Apatinib, a small-molecule targeted anticancer drug developed in China, was approved for marketing by the Chinese State Food and Drug Administration (CFDA) on 2014 12 13 for the treatment of patients with advanced gastric adenocarcinoma or adenocarcinoma of the gastroesophageal junction that has progressed after at least 2 lines of treatment.
While there is no indication for its use in breast cancer, several studies have confirmed the efficacy of apatinib in treating metastatic triple-negative breast cancer.
Why does apatinib work against cancer?
The large number of abnormal blood vessels present around the tumor provides nutrition for tumor growth. Vascular endothelial growth factor (VEGF) plays an important role in the process of angiogenesis, and tumors secrete large amounts of this factor to stimulate wild blood vessel proliferation in tumor tissue.
Apatinib is a selective inhibitor of vascular endothelial growth factor receptor 2, blocking stimulatory signaling and thus inhibiting neovascularization within the tumor tissue. By cutting off the nutritional supply to the tumor, it theoretically inhibits tumor growth.
Metastatic triple-negative breast cancer: progression after treatment, still benefits from apatinib monotherapy
Clinical trials of apatinib for breast cancer have focused on advanced triple-negative breast cancer, and several studies have demonstrated the efficacy of apatinib.

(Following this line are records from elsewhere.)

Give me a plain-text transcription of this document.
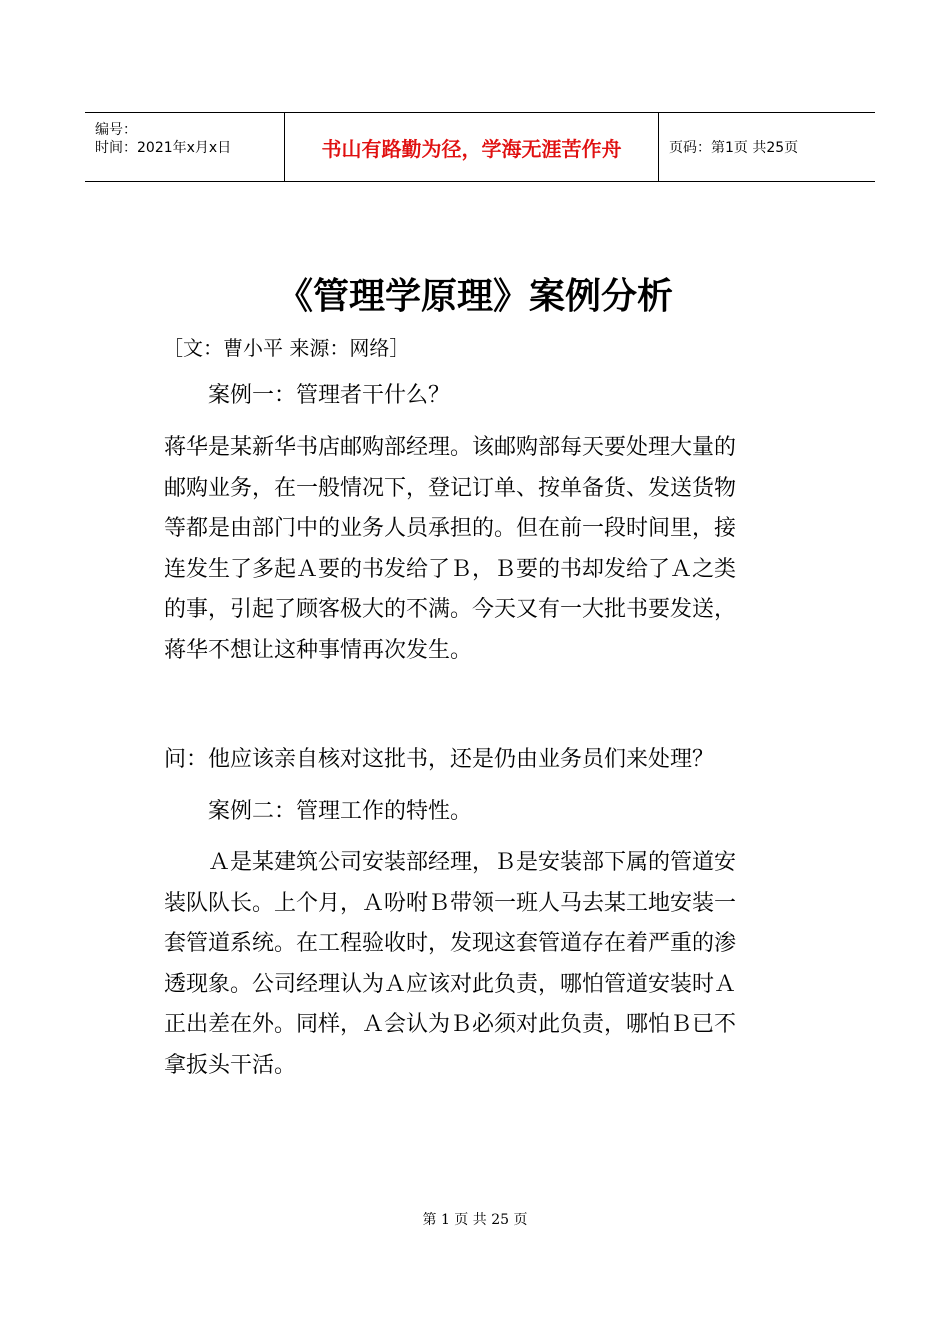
编号：
时间：2021年x月x日	书山有路勤为径，学海无涯苦作舟	页码：第1页 共25页
《管理学原理》案例分析
［文：曹小平 来源：网络］
案例一：管理者干什么？
蒋华是某新华书店邮购部经理。该邮购部每天要处理大量的
邮购业务，在一般情况下，登记订单、按单备货、发送货物
等都是由部门中的业务人员承担的。但在前一段时间里，接
连发生了多起Ａ要的书发给了Ｂ，Ｂ要的书却发给了Ａ之类
的事，引起了顾客极大的不满。今天又有一大批书要发送，
蒋华不想让这种事情再次发生。
问：他应该亲自核对这批书，还是仍由业务员们来处理？
案例二：管理工作的特性。
Ａ是某建筑公司安装部经理，Ｂ是安装部下属的管道安
装队队长。上个月，Ａ吩咐Ｂ带领一班人马去某工地安装一
套管道系统。在工程验收时，发现这套管道存在着严重的渗
透现象。公司经理认为Ａ应该对此负责，哪怕管道安装时Ａ
正出差在外。同样，Ａ会认为Ｂ必须对此负责，哪怕Ｂ已不
拿扳头干活。
第 1 页 共 25 页
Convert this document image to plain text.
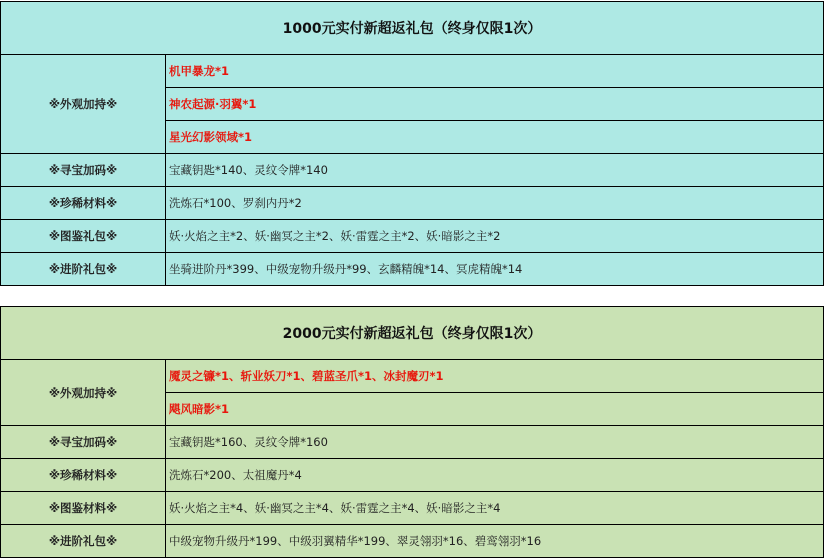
1000元实付新超返礼包（终身仅限1次）	
※外观加持※	机甲暴龙*1
	神农起源·羽翼*1
	星光幻影领域*1
※寻宝加码※	宝藏钥匙*140、灵纹令牌*140
※珍稀材料※	洗炼石*100、罗刹内丹*2
※图鉴礼包※	妖·火焰之主*2、妖·幽冥之主*2、妖·雷霆之主*2、妖·暗影之主*2
※进阶礼包※	坐骑进阶丹*399、中级宠物升级丹*99、玄麟精魄*14、冥虎精魄*14
2000元实付新超返礼包（终身仅限1次）	
※外观加持※	魇灵之镰*1、斩业妖刀*1、碧蓝圣爪*1、冰封魔刃*1
	飓风暗影*1
※寻宝加码※	宝藏钥匙*160、灵纹令牌*160
※珍稀材料※	洗炼石*200、太祖魔丹*4
※图鉴材料※	妖·火焰之主*4、妖·幽冥之主*4、妖·雷霆之主*4、妖·暗影之主*4
※进阶礼包※	中级宠物升级丹*199、中级羽翼精华*199、翠灵翎羽*16、碧鸾翎羽*16
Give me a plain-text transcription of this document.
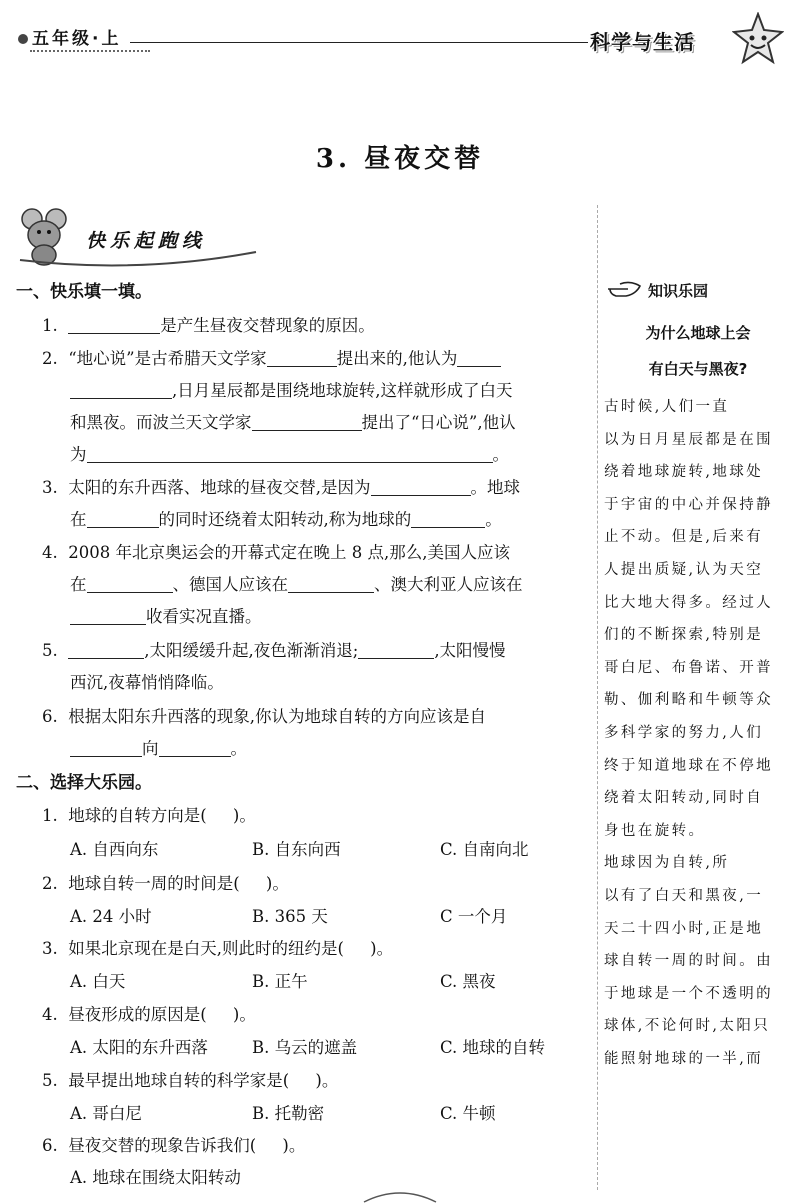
五年级·上	科学与生活
3. 昼夜交替
快乐起跑线
一、快乐填一填。
1.	是产生昼夜交替现象的原因。
2. “地心说”是古希腊天文学家	提出来的,他认为
,日月星辰都是围绕地球旋转,这样就形成了白天
和黑夜。而波兰天文学家	提出了“日心说”,他认
为	。
3. 太阳的东升西落、地球的昼夜交替,是因为	。地球
在	的同时还绕着太阳转动,称为地球的	。
4. 2008 年北京奥运会的开幕式定在晚上 8 点,那么,美国人应该
在	、德国人应该在	、澳大利亚人应该在
收看实况直播。
5.	,太阳缓缓升起,夜色渐渐消退;	,太阳慢慢
西沉,夜幕悄悄降临。
6. 根据太阳东升西落的现象,你认为地球自转的方向应该是自
向	。
二、选择大乐园。
1. 地球的自转方向是( )。
A. 自西向东	B. 自东向西	C. 自南向北
2. 地球自转一周的时间是( )。
A. 24 小时	B. 365 天	C 一个月
3. 如果北京现在是白天,则此时的纽约是( )。
A. 白天	B. 正午	C. 黑夜
4. 昼夜形成的原因是( )。
A. 太阳的东升西落	B. 乌云的遮盖	C. 地球的自转
5. 最早提出地球自转的科学家是( )。
A. 哥白尼	B. 托勒密	C. 牛顿
6. 昼夜交替的现象告诉我们( )。
A. 地球在围绕太阳转动
知识乐园
为什么地球上会
有白天与黑夜?
古时候,人们一直
以为日月星辰都是在围
绕着地球旋转,地球处
于宇宙的中心并保持静
止不动。但是,后来有
人提出质疑,认为天空
比大地大得多。经过人
们的不断探索,特别是
哥白尼、布鲁诺、开普
勒、伽利略和牛顿等众
多科学家的努力,人们
终于知道地球在不停地
绕着太阳转动,同时自
身也在旋转。
地球因为自转,所
以有了白天和黑夜,一
天二十四小时,正是地
球自转一周的时间。由
于地球是一个不透明的
球体,不论何时,太阳只
能照射地球的一半,而
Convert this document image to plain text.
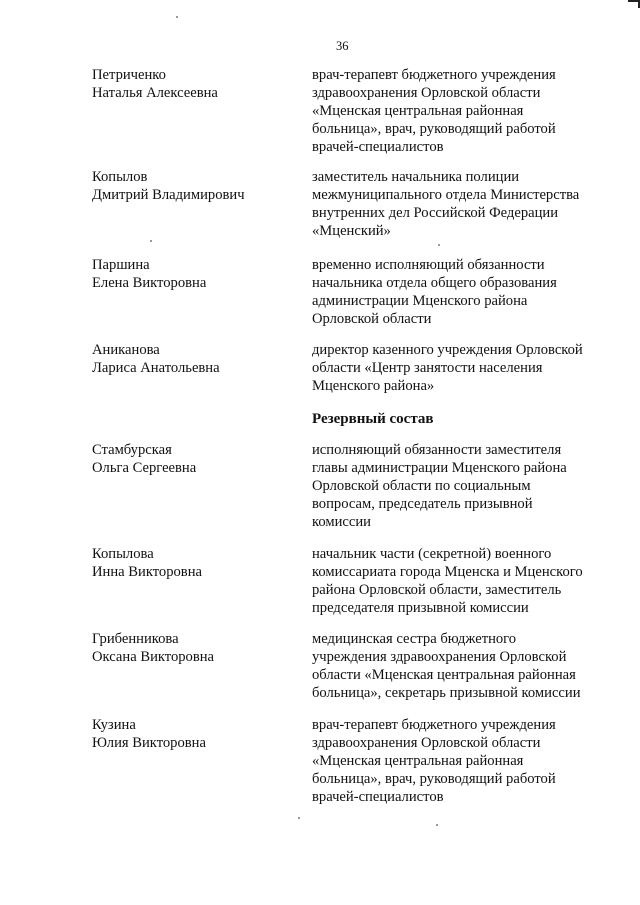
36
Петриченко
Наталья Алексеевна
врач-терапевт бюджетного учреждения
здравоохранения Орловской области
«Мценская центральная районная
больница», врач, руководящий работой
врачей-специалистов
Копылов
Дмитрий Владимирович
заместитель начальника полиции
межмуниципального отдела Министерства
внутренних дел Российской Федерации
«Мценский»
Паршина
Елена Викторовна
временно исполняющий обязанности
начальника отдела общего образования
администрации Мценского района
Орловской области
Аниканова
Лариса Анатольевна
директор казенного учреждения Орловской
области «Центр занятости населения
Мценского района»
Резервный состав
Стамбурская
Ольга Сергеевна
исполняющий обязанности заместителя
главы администрации Мценского района
Орловской области по социальным
вопросам, председатель призывной
комиссии
Копылова
Инна Викторовна
начальник части (секретной) военного
комиссариата города Мценска и Мценского
района Орловской области, заместитель
председателя призывной комиссии
Грибенникова
Оксана Викторовна
медицинская сестра бюджетного
учреждения здравоохранения Орловской
области «Мценская центральная районная
больница», секретарь призывной комиссии
Кузина
Юлия Викторовна
врач-терапевт бюджетного учреждения
здравоохранения Орловской области
«Мценская центральная районная
больница», врач, руководящий работой
врачей-специалистов
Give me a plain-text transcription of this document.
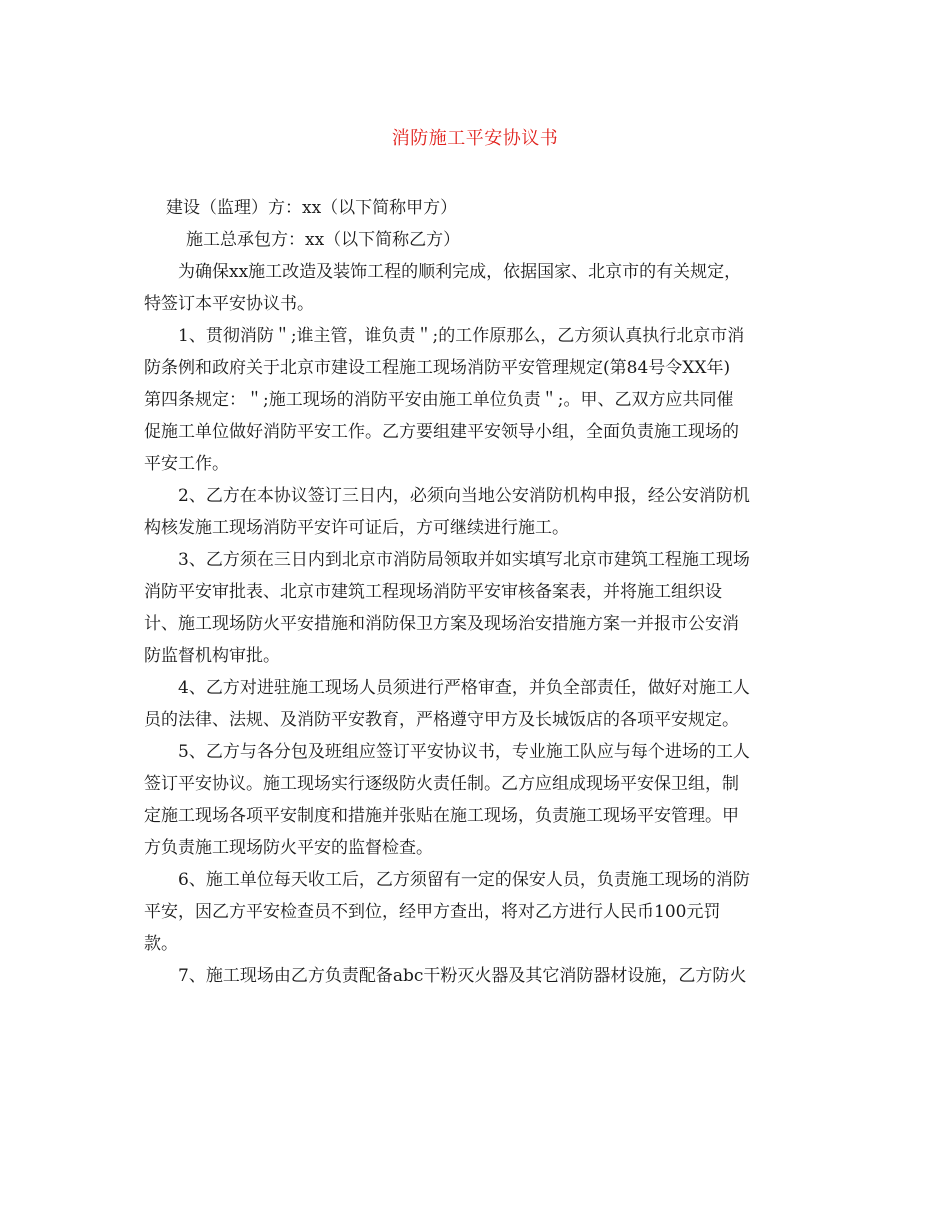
消防施工平安协议书
建设（监理）方：xx（以下简称甲方）
施工总承包方：xx（以下简称乙方）
为确保xx施工改造及装饰工程的顺利完成，依据国家、北京市的有关规定，
特签订本平安协议书。
1、贯彻消防＂;谁主管，谁负责＂;的工作原那么，乙方须认真执行北京市消
防条例和政府关于北京市建设工程施工现场消防平安管理规定(第84号令XX年)
第四条规定：＂;施工现场的消防平安由施工单位负责＂;。甲、乙双方应共同催
促施工单位做好消防平安工作。乙方要组建平安领导小组，全面负责施工现场的
平安工作。
2、乙方在本协议签订三日内，必须向当地公安消防机构申报，经公安消防机
构核发施工现场消防平安许可证后，方可继续进行施工。
3、乙方须在三日内到北京市消防局领取并如实填写北京市建筑工程施工现场
消防平安审批表、北京市建筑工程现场消防平安审核备案表，并将施工组织设
计、施工现场防火平安措施和消防保卫方案及现场治安措施方案一并报市公安消
防监督机构审批。
4、乙方对进驻施工现场人员须进行严格审查，并负全部责任，做好对施工人
员的法律、法规、及消防平安教育，严格遵守甲方及长城饭店的各项平安规定。
5、乙方与各分包及班组应签订平安协议书，专业施工队应与每个进场的工人
签订平安协议。施工现场实行逐级防火责任制。乙方应组成现场平安保卫组，制
定施工现场各项平安制度和措施并张贴在施工现场，负责施工现场平安管理。甲
方负责施工现场防火平安的监督检查。
6、施工单位每天收工后，乙方须留有一定的保安人员，负责施工现场的消防
平安，因乙方平安检查员不到位，经甲方查出，将对乙方进行人民币100元罚
款。
7、施工现场由乙方负责配备abc干粉灭火器及其它消防器材设施，乙方防火
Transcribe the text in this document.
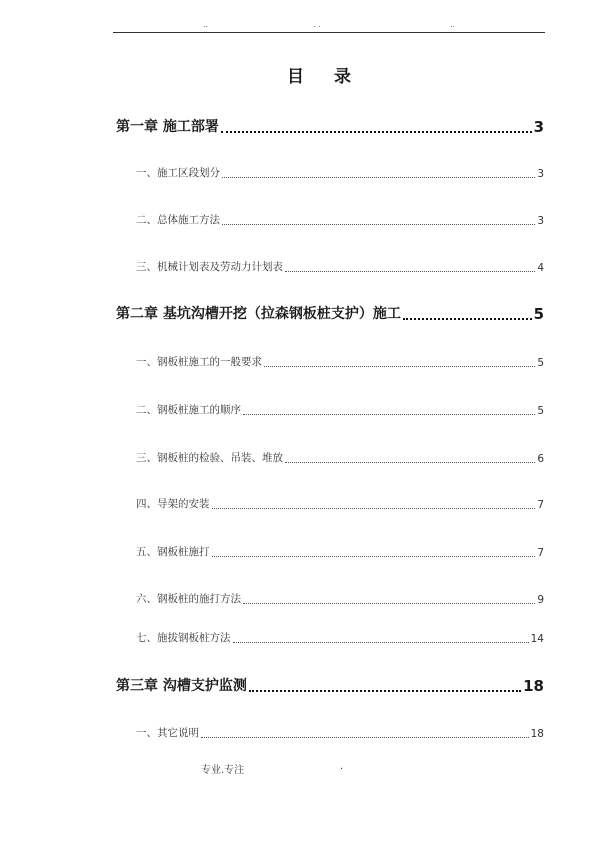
..	. .	..
目 录
第一章 施工部署	3
一、施工区段划分	3
二、总体施工方法	3
三、机械计划表及劳动力计划表	4
第二章 基坑沟槽开挖（拉森钢板桩支护）施工	5
一、钢板桩施工的一般要求	5
二、钢板桩施工的顺序	5
三、钢板桩的检验、吊装、堆放	6
四、导架的安装	7
五、钢板桩施打	7
六、钢板桩的施打方法	9
七、施拔钢板桩方法	14
第三章 沟槽支护监测	18
一、其它说明	18
专业.专注	.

In a phase IIa study, 25 patients with breast cancer who had failed prior anthracycline- and/or paclitaxel-based chemotherapy, all without exception, were triple negative. These patients were treated with apatinib alone, with 8 achieving remission and 9 having stable disease. Of the patients who achieved disease remission, 2 had serious adverse effects.
In the subsequent phase IIb study, 56 patients with advanced triple-negative breast cancer were treated with apatinib, with an overall remission rate of only 10.7%, a clinical benefit rate of 25%, and progression-free survival and overall survival of 3.3 months and 10.6 months, respectively. However, there were 2 patients who were not treated well and maintained remission at the end of follow-up, with progression-free survival up to 14.7 months and 30 months, respectively.
In terms of dosing safety, approximately 30% of patients had their dose adjusted during apatinib treatment due to adverse events. Common hematologic toxicities include thrombocytopenia, leukopenia, neutropenia, and anemia, as well as skin reactions in the hands and feet, proteinuria, hypertension, and elevated transaminases. These adverse reactions are mostly mild to moderate and are largely tolerated by patients after treatment.
There was also a small study that retrospectively analyzed the treatment of 8 patients with advanced disease, and apatinib was able to control tumor progression.
Study of Apatinib
The use of apatinib in breast cancer is still being explored, including:
- Studies in different breast cancers, such as locally recurrent or metastatic breast cancer, HER2 -negative breast cancer, advanced triple-negative breast cancer, early triple-negative breast cancer;
- Studies in combination with different drugs, including combination with docetaxel, capecitabine, paclitaxel, vincristine, exemestane, etc;
- Use in different treatments, such as for neoadjuvant chemotherapy;
- More studies to predict efficacy.
Summary
For metastatic triple-negative breast cancer, apatinib monotherapy is a promising agent for achieving some tumor control even after failure of multiple drug therapy. Its application requires vigilance for adverse effects.
Given the antivascular profile of this drug, we expect more studies to be conducted in breast cancers with high vascular dependence, and for efficacy prediction studies to be answered soon, so that more breast cancer patients can benefit from it.